This project utilizes Amazon RDS, Google Colaboratory, and PySpark to illustrate the ETL process for very large data sets.
For each jupyter notebook in this repository, a large file containing customer reviews for products sold on Amazon is retrieved from the Amazon
Web Service and loaded into a PySpark dataframe.
The dataframe is then broken into subsequent dataframes that will fit the tables defined in the schema file.
The subsequent dataframes are cleaned and then loaded into an Amazon RDS database.
To examine and/or run the code files, their locations are indicated in the tree below.
(Note: Run the schema file in PostgreSQL before running the notebooks to set up the tables in your RDS database.)
(Note: You will need to supply your RDS endpoint, database name, and password in the notebookds bnefore running them.)
(Note: The Amazon files are very large, so the notebooks should be run in Google Colaboratory.)
- "Code"
- "schema.sql" (sets up the database tables, RUN THIS FIRST)
- "amazon_reviews_1A.ipynb" (performs ETL on Amazon reviews for Health & Personal Care products)
- "amazon_reviews_1B.ipynb" (performs ETL on Amazon reviews for Pet products)
- "schema.sql" (sets up the database tables, RUN THIS FIRST)

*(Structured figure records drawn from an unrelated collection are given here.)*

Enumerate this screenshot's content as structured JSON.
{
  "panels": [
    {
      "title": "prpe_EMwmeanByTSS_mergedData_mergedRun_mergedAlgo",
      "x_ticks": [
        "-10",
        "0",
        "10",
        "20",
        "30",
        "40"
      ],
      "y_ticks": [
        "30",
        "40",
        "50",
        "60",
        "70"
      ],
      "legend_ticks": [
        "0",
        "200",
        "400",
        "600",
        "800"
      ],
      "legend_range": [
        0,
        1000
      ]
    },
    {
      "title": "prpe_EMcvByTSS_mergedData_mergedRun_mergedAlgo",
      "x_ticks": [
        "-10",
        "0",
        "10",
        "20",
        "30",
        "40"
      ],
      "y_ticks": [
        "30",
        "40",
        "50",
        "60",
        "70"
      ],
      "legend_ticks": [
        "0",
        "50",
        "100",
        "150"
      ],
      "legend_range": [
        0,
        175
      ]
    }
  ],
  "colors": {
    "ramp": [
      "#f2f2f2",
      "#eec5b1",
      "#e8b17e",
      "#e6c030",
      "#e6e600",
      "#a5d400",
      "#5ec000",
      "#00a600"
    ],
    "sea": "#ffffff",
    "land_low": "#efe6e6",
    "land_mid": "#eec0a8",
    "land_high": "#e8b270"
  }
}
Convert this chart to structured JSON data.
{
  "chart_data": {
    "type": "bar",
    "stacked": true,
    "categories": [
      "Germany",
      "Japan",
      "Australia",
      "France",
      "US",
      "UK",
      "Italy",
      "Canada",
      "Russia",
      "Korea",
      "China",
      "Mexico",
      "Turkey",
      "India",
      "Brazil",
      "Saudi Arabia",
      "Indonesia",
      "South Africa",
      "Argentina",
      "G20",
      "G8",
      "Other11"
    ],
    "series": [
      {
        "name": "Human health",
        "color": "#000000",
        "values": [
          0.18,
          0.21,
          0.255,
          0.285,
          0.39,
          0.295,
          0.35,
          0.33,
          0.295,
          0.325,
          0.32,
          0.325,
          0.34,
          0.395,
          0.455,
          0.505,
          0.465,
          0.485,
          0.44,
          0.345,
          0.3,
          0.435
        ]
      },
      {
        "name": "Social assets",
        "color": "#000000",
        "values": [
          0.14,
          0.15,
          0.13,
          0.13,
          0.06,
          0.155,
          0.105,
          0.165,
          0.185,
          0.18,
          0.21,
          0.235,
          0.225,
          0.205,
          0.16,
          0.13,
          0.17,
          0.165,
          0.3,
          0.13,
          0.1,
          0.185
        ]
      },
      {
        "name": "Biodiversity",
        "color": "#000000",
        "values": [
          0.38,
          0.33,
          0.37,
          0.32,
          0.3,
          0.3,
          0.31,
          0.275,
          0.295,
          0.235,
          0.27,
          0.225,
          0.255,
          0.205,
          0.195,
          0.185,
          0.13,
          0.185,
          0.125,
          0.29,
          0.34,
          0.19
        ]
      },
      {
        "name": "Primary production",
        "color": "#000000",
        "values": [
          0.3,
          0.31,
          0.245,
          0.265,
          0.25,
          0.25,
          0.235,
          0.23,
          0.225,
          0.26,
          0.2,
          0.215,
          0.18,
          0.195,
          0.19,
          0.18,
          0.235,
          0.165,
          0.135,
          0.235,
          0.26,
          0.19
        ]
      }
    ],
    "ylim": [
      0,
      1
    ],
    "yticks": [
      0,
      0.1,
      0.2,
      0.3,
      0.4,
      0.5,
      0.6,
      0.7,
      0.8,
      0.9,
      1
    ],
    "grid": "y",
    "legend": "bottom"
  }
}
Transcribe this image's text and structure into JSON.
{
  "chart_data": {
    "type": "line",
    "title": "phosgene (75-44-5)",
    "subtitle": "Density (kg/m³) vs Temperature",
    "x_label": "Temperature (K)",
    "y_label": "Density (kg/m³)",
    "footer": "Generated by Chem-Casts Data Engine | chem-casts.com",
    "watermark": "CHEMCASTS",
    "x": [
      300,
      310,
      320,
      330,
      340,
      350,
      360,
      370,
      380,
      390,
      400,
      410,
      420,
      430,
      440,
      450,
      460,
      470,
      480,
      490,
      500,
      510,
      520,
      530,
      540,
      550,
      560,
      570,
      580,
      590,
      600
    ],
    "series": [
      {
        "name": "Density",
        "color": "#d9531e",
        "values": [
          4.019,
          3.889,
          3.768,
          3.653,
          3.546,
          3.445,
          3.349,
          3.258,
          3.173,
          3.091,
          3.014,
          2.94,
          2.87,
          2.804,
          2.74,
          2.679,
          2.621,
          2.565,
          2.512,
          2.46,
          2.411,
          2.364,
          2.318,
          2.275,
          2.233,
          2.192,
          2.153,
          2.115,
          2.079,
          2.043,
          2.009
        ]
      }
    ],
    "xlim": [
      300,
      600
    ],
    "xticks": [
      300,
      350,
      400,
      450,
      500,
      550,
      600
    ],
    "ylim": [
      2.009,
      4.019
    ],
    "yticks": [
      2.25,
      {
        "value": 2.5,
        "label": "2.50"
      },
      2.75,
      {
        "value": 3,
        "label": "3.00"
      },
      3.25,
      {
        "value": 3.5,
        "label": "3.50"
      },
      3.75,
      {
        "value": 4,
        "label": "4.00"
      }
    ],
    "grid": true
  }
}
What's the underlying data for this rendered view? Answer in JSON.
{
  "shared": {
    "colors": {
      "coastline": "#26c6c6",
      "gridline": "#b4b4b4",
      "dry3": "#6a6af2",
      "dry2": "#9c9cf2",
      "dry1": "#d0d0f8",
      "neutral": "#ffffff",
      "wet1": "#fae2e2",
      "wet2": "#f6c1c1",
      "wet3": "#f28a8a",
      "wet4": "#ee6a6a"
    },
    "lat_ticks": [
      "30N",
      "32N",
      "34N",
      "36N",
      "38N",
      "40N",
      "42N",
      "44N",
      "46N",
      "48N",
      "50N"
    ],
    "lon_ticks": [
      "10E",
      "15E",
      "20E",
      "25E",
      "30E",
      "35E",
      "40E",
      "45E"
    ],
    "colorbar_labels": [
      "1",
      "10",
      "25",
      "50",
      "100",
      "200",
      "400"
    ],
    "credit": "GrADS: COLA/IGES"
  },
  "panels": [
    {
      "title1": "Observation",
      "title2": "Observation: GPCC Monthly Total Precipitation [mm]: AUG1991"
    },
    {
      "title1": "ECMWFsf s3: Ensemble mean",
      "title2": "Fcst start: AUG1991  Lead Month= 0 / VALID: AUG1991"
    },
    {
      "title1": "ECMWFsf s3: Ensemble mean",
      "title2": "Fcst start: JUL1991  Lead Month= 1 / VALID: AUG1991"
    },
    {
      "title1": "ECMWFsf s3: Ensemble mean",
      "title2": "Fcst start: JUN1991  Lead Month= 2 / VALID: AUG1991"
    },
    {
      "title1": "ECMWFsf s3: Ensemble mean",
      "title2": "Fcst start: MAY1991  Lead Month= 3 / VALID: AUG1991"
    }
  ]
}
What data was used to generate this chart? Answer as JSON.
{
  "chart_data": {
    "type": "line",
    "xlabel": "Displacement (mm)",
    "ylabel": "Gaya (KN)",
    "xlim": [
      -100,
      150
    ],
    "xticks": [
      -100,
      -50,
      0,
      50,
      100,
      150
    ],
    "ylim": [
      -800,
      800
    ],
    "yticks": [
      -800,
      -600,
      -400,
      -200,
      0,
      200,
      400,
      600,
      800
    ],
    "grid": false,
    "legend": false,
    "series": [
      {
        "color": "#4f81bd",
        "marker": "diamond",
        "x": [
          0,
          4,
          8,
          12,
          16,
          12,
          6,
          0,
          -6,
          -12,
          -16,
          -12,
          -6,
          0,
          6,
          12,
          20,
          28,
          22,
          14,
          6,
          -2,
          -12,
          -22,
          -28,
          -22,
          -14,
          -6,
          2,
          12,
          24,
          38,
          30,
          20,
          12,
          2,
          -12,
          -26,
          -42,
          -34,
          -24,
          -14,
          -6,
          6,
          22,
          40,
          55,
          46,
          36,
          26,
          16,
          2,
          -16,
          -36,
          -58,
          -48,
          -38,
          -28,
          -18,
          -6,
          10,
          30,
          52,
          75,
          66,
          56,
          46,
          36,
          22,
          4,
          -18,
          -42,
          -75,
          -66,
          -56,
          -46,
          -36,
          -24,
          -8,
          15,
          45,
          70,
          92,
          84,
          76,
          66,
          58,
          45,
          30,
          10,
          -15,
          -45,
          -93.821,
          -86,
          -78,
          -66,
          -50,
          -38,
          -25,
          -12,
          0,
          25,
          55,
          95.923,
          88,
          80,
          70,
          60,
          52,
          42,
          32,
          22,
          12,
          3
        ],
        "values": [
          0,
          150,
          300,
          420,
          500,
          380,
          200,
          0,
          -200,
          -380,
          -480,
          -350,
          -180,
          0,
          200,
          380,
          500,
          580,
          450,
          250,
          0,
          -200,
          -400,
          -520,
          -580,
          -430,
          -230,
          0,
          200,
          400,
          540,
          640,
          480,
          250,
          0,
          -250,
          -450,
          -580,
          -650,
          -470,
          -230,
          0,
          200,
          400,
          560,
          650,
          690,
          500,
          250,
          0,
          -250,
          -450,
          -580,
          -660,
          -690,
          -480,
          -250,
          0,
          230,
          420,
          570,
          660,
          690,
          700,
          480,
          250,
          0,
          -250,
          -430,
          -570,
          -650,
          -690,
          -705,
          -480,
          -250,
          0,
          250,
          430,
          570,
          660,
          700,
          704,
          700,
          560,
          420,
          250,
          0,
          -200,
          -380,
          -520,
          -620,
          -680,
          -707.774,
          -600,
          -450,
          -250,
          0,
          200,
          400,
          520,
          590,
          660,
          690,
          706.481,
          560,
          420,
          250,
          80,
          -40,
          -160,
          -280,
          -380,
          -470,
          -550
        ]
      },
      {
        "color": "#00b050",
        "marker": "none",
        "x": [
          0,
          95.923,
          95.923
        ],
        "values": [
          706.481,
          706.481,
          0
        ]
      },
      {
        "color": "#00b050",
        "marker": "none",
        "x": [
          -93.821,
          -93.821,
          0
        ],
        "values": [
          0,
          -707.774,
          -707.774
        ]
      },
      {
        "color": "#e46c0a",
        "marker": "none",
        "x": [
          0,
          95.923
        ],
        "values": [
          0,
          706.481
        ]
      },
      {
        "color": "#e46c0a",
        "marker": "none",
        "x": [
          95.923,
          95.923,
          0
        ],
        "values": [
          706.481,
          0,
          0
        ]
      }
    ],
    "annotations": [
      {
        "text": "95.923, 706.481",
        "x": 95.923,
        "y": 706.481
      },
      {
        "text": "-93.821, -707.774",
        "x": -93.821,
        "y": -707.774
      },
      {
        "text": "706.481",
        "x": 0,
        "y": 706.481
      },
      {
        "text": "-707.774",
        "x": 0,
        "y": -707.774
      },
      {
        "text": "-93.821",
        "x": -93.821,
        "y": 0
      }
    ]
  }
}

(Please do not delete, move, rename, or alter!)
PostgreSQL schema file to set up database tables:
CREATE TABLE review_id_table (
review_id TEXT PRIMARY KEY NOT NULL,
customer_id INTEGER,
product_id TEXT,
product_parent INTEGER,
review_date DATE -- this should be in the formate yyyy-mm-dd
);
-- This table will contain only unique values
CREATE TABLE products (
product_id TEXT PRIMARY KEY NOT NULL UNIQUE,
product_title TEXT
);
-- Customer table for first data set
CREATE TABLE customers (
customer_id INT PRIMARY KEY NOT NULL UNIQUE,
customer_count INT
);
-- vine table
CREATE TABLE vine_table (
review_id TEXT PRIMARY KEY,
star_rating INTEGER,
helpful_votes INTEGER,
total_votes INTEGER,
vine TEXT
);